Арделяну расхаживал по комнате, заложив руки за спину и покусывая поседевший ус.
— Ну, товарищ директор, настал решающий час, — повернулся он к Теодореску. — Мы должны немедленно принять меры… собрать партийную ячейку… превратить царанистскую манифестацию в нашу собственную.
— Джеордже… — продолжал Суслэнеску, — я не мог поступить иначе. Я хотел быть последовательным, но не знаю, почему мне это никогда не удавалось… События всегда бросали меня в противоположную сторону.
— Не обижайтесь, господин учитель, — перебил его Арделяну. — Конечно, все, что вы говорите, очень важно, но мы…
— Я хочу вступить в коммунистическую партию. Что я должен сделать?
— Написать заявление. Но я не советую вам спешить… Мы еще успеем поговорить на эту тему. Спасибо за то, что вы нам рассказали. Нас не должны застать врасплох, особенно теперь. Не спешите, прежде подумайте…
— Я уже подумал, — сказал Суслэнеску и, обратившись к Джеордже, добавил: — Мне… мне в некотором смысле будет легче, чем вам. Я буду…
Арделяну нетерпеливо фыркнул, но Суслэнеску не обратил на это никакого внимания.
— Джеордже, простите, что я вас так называю. Очень трудно отказаться от самого себя, хотя иногда и становишься противен себе.
Джеордже почти неуловимо кивнул головой.
— Вот вам бумага и чернила и, если хотите, пишите свое заявление, — почти грубо сказал Арделяну. — Устраивайтесь там… Товарищ Теодореску… Мы должны мобилизовать всех, кто получит землю, всех честных людей, и… как следует проучить бандитов. — Арделяну снисходительно усмехнулся. — Это поважнее любых внутренних переживаний…
— Все важно, — наконец проговорил Джеордже.
Слова его разочаровали Суслэнеску. Он ожидал услышать что-то более близкое, что хоть на минуту могло отделить Теодореску от Арделяну. Придвинув к себе бумагу, Суслэнеску растерялся: он не знал, что писать, а посоветоваться с Арделяну не осмеливался.
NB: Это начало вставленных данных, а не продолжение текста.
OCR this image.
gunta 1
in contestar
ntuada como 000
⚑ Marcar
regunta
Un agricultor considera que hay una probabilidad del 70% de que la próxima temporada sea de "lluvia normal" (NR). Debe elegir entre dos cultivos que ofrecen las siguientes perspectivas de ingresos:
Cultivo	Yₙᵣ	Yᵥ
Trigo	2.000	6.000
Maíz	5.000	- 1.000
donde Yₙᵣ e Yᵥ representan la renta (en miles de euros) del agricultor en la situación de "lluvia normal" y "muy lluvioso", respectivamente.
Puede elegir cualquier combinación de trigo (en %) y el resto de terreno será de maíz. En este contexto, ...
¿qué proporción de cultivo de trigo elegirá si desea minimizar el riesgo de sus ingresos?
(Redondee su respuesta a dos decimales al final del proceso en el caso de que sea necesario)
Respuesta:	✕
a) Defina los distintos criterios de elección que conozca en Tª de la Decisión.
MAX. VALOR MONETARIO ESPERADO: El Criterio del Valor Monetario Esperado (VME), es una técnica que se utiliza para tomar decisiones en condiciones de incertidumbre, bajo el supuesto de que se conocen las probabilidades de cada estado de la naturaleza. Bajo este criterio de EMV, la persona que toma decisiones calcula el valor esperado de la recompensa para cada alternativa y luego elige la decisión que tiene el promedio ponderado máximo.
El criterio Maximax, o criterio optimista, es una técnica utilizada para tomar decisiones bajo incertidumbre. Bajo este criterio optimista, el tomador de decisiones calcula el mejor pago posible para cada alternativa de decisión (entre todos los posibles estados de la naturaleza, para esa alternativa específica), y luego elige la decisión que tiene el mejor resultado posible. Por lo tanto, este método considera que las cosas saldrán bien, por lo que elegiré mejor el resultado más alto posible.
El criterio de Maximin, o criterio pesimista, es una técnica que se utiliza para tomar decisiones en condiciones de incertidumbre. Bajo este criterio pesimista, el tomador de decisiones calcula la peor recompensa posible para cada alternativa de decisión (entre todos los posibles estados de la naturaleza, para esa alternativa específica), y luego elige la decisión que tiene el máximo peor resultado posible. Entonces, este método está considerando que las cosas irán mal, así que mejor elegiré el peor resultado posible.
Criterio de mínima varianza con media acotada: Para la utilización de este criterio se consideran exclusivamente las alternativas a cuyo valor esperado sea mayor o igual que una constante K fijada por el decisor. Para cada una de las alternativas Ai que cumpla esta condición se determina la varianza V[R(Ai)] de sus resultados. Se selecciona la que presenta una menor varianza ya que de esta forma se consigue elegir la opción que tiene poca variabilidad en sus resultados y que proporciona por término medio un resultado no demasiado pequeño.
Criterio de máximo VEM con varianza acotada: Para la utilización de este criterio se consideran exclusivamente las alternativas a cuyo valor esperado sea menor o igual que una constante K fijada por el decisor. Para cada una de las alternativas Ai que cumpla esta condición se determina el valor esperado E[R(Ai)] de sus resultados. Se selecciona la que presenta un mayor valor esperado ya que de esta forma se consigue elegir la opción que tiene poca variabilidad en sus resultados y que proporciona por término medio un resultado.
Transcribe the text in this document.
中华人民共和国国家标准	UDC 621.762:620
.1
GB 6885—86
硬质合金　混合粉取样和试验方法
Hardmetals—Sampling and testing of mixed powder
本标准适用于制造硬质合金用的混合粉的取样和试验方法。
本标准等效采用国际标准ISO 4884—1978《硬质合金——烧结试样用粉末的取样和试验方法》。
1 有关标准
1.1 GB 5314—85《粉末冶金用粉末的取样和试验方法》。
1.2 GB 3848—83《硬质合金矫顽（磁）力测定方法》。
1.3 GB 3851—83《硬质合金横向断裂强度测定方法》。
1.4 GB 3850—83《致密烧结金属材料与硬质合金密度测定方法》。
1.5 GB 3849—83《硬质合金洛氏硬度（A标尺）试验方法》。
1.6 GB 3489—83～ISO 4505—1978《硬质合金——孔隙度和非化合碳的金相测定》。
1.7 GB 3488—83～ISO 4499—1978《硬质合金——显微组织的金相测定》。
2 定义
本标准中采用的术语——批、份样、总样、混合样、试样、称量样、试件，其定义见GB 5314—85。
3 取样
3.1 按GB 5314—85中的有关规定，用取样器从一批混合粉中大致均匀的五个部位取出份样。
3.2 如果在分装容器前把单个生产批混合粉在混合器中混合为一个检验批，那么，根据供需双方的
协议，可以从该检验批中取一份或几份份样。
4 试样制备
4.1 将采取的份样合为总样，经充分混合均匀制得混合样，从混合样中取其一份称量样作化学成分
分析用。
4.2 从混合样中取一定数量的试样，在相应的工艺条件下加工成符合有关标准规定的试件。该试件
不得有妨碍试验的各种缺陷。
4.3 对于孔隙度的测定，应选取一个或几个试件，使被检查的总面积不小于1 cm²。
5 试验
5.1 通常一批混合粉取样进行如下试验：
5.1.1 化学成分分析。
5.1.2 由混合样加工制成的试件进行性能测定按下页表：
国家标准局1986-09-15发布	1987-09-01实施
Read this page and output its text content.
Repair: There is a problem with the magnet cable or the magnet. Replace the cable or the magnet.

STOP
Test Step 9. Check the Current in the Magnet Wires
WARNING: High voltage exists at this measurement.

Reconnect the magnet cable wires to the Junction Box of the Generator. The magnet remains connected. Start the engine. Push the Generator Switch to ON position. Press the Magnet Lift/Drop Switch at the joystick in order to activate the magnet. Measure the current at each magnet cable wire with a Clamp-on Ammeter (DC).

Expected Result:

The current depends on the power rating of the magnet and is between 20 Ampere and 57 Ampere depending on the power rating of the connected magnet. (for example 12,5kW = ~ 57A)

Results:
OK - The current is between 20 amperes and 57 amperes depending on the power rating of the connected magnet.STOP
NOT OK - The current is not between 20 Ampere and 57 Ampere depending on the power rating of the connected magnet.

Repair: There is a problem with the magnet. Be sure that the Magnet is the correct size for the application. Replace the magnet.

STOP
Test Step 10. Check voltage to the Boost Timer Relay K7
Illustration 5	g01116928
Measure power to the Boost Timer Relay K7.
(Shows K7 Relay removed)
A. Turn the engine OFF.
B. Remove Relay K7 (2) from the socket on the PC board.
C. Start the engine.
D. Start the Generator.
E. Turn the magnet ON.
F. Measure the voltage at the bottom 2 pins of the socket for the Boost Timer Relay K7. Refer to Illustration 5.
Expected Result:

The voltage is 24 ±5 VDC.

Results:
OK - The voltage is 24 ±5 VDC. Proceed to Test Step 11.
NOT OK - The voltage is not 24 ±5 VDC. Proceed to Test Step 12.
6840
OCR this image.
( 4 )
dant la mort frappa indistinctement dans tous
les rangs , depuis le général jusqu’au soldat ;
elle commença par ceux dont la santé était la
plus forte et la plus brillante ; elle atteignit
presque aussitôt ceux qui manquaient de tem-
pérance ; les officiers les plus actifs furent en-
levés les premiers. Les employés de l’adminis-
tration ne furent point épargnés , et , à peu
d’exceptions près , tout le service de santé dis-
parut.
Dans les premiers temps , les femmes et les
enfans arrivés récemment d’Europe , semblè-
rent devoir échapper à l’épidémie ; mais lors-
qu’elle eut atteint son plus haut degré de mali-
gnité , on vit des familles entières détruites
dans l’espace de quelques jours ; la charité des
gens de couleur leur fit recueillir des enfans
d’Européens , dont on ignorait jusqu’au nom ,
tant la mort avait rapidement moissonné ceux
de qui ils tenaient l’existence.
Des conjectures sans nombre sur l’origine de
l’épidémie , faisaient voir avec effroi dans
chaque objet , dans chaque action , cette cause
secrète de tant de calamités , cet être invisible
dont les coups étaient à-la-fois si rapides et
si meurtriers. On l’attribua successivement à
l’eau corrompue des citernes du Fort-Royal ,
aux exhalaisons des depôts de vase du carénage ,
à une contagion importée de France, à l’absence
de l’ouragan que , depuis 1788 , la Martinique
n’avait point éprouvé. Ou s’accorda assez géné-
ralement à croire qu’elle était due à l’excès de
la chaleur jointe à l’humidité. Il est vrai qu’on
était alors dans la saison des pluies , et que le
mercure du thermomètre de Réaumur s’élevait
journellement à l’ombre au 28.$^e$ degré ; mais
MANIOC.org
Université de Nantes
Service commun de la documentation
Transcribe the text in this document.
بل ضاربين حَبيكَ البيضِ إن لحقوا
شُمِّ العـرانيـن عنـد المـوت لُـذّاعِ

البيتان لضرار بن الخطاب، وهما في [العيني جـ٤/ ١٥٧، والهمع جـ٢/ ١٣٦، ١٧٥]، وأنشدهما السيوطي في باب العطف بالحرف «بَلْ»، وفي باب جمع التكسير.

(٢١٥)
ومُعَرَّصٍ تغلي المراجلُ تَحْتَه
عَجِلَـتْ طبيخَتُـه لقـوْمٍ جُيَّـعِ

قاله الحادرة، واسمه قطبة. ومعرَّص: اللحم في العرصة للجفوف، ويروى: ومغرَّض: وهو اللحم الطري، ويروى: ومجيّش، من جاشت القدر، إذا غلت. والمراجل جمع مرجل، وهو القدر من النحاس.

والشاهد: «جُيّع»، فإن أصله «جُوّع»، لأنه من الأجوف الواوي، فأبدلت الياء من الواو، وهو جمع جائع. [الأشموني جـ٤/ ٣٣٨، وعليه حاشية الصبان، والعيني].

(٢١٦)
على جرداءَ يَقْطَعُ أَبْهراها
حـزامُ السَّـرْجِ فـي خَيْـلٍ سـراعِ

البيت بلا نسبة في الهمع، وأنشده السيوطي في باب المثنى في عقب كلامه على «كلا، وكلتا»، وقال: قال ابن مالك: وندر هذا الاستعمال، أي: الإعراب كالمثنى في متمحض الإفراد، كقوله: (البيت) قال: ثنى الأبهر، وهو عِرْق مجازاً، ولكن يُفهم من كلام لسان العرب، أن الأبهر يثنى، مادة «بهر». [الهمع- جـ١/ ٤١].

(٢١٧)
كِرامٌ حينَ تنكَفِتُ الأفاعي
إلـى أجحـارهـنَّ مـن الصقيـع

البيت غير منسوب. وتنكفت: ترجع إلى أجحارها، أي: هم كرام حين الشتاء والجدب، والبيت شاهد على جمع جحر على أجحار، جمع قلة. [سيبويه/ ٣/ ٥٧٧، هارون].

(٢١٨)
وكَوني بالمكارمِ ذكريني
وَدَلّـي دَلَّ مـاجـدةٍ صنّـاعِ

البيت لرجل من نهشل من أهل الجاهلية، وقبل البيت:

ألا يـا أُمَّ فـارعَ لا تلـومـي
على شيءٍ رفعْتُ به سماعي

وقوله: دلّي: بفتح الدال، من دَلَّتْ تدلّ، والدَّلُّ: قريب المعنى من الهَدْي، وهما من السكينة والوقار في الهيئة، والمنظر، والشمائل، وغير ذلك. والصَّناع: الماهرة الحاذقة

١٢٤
Самое главное — начать. Здесь нужны не громкие слова, а простые и прочувствованные… «Прочувствованные»: Какая глупость! Или, быть может, нужна правда? Голая правда прозвучала бы так: «Хочу быть с вами потому, что мое одиночество унижает меня и все время играет со мной злые шутки. Я хочу чувствовать, что за моей спиной стоит что-то — какая-то сила…»
Суслэнеску снова стало лихорадить. Глаза помутнели, руки задрожали. Это внутреннее кипение вызывало в нем еще неиспытанное возбуждение. Вне всякой связи он вспомнил о Мими Велчяну и минутах, когда он чувствовал, что она понимает его по-своему, по-женски, минутах, которые его пугали тогда больше, чем вся грязь и вульгарность в их отношениях.
— Мне очень плохо, — тихо и торжественно заявил он и пристально взглянул на Джеордже и Арделяну, ожидая, что они скажут.
— Да, голубчик, вы красный, как огонь, — сказал Арделяну. Он подошел к Суслэнеску, пощупал ему лоб и прищелкнул языком. — Ээ, да вы горите… Что с вами? А ну-ка, ложитесь вот сюда, отдохните. Мы сами все сделаем… Ведь мы те, кто новый мир построит, — добавил он весело. — Ложитесь, ложитесь…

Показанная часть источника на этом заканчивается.